Package Instance

Insufficient Session Expiration
A flaw was found in Keycloak. This flaw allows a malicious user that is currently logged-in, to see the personal information of a previously logged-out user in the account manager section.

Improper Authentication
A flaw was found in the reset credential flow in all Keycloak versions before 8.0.0. This flaw allows an attacker to gain unauthorized access to the application.

Improper Authentication
The SAML broker consumer endpoint in Keycloak ignores expiration conditions on SAML assertions. An attacker can exploit this vulnerability to perform a replay attack.

Improper Certificate Validation
The X.509 authenticator supports the verification of client certificates through the CRL, where the CRL list can be obtained from the URL provided in the certificate itself (CDP) or through the separately configured path. The CRL are often available over the network through unsecured protocols (`http` or `ldap`) and hence the caller should verify the signature and possibly the certification path. Keycloak currently does not validate signatures on CRL, which can result in a possibility of various attacks like man-in-the-middle.

Information Exposure
It was found that while parsing the SAML messages the `StaxParserUtil` class of keycloak replaces special strings for obtaining attribute values with system property. This could allow an attacker to determine values of system properties at the attacked system by formatting the SAML request `ID` field to be the chosen system property which could be obtained in the `InResponseTo` field in the response.

Improper Input Validation
It was found that Keycloak's account console did not perform adequate header checks in some requests. An attacker could use this flaw to trick an authenticated user into performing operations via request from an untrusted domain.

Information Exposure
A logged exception in the `HttpMethod` class may leak the password given as parameter. The highest threat from this vulnerability is to data confidentiality.

Improper Privilege Management
It was found that Keycloak would permit a user with only view-profile role to manage the resources in the new account console, allowing access and modification of data the user was not intended to have.

Information Exposure
Keycloak allows the end user token (access or id token JWT) to be used as the session cookie for browser sessions for OIDC. As a result an attacker with access to service provider backend could hijack user's browser session.

Incorrect Authorization
A flaw was found in the Keycloak REST API, where it would permit user access from a realm the user, was not configured. An authenticated attacker with knowledge of a user id could use this flaw to access unauthorized information or to carry out further attacks.

Information Exposure
Keycloak has an implementation of HMAC verification for JWS tokens that uses a method that runs in non-constant time, potentially leaving the application vulnerable to timing attacks.

Improper Authentication
It was found that Keycloak's Node.js adapter did not properly verify the web token received from the server in its backchannel logout . An attacker with local access could use this to construct a malicious web token setting an NBF parameter that could prevent user access indefinitely.

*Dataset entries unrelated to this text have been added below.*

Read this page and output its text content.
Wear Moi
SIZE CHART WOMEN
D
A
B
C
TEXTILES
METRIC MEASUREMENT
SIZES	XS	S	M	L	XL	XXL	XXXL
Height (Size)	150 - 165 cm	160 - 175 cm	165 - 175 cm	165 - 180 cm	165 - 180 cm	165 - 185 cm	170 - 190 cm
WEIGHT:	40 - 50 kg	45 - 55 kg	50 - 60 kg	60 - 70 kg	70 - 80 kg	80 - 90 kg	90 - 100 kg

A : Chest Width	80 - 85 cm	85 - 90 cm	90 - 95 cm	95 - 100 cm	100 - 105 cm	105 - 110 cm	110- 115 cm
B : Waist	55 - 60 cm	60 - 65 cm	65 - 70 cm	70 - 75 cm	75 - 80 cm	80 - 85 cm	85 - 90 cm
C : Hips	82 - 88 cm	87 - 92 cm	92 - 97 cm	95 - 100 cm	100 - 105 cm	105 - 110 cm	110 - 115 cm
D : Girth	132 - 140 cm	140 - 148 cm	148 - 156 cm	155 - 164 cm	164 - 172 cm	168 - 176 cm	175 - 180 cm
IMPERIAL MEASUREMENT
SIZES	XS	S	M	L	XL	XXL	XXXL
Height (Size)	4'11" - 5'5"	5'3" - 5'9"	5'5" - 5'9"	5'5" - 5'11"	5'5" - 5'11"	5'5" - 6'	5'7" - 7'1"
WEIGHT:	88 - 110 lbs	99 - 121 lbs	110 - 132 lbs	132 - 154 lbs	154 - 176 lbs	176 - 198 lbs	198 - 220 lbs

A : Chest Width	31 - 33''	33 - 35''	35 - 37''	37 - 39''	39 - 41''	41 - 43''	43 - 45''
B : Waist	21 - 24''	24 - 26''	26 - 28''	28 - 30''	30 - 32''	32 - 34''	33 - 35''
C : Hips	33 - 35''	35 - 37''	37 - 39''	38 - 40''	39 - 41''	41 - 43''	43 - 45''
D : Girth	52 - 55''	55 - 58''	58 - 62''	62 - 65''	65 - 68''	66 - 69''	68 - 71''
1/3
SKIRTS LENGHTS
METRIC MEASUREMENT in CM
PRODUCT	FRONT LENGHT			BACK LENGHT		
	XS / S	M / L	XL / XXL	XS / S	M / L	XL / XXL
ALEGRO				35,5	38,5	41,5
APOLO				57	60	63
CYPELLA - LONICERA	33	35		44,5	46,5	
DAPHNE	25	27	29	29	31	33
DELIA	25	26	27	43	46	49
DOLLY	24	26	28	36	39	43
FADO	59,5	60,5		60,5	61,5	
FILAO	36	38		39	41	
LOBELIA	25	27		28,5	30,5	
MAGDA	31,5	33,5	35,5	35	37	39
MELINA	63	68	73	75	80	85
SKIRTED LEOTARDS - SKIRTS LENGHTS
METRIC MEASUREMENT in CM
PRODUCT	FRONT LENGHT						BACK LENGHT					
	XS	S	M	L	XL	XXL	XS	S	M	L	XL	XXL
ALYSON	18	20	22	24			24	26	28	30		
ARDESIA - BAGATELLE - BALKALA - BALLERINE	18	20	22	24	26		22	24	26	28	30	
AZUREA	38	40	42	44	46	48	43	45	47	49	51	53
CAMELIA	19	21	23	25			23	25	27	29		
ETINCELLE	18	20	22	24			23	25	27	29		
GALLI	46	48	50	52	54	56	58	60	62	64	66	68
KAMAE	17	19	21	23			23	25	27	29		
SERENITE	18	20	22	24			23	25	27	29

Loop with Unreachable Exit Condition (Infinite Loop)
When Keycloak receives a Logout request in the middle of the request, the `SAMLSloRequestParser.parse()` method ends in an infinite loop. An attacker could use this flaw to conduct denial of service attacks.

Improper Validation of Certificate Expiration
Keycloak does not handle invalid tokens correctly. An attacker could use this flaw to bypass authentication and gain access to restricted information, or to possibly conduct further attacks.

Improper Neutralization of Special Elements used in an OS Command ('OS Command Injection')
A flaw was found in the Keycloak admin console, where the realm management interface permits a script to be set via the policy. This flaw allows an attacker with authenticated user and realm management permissions to configure a malicious script to trigger and execute arbitrary code with the permissions of the application user.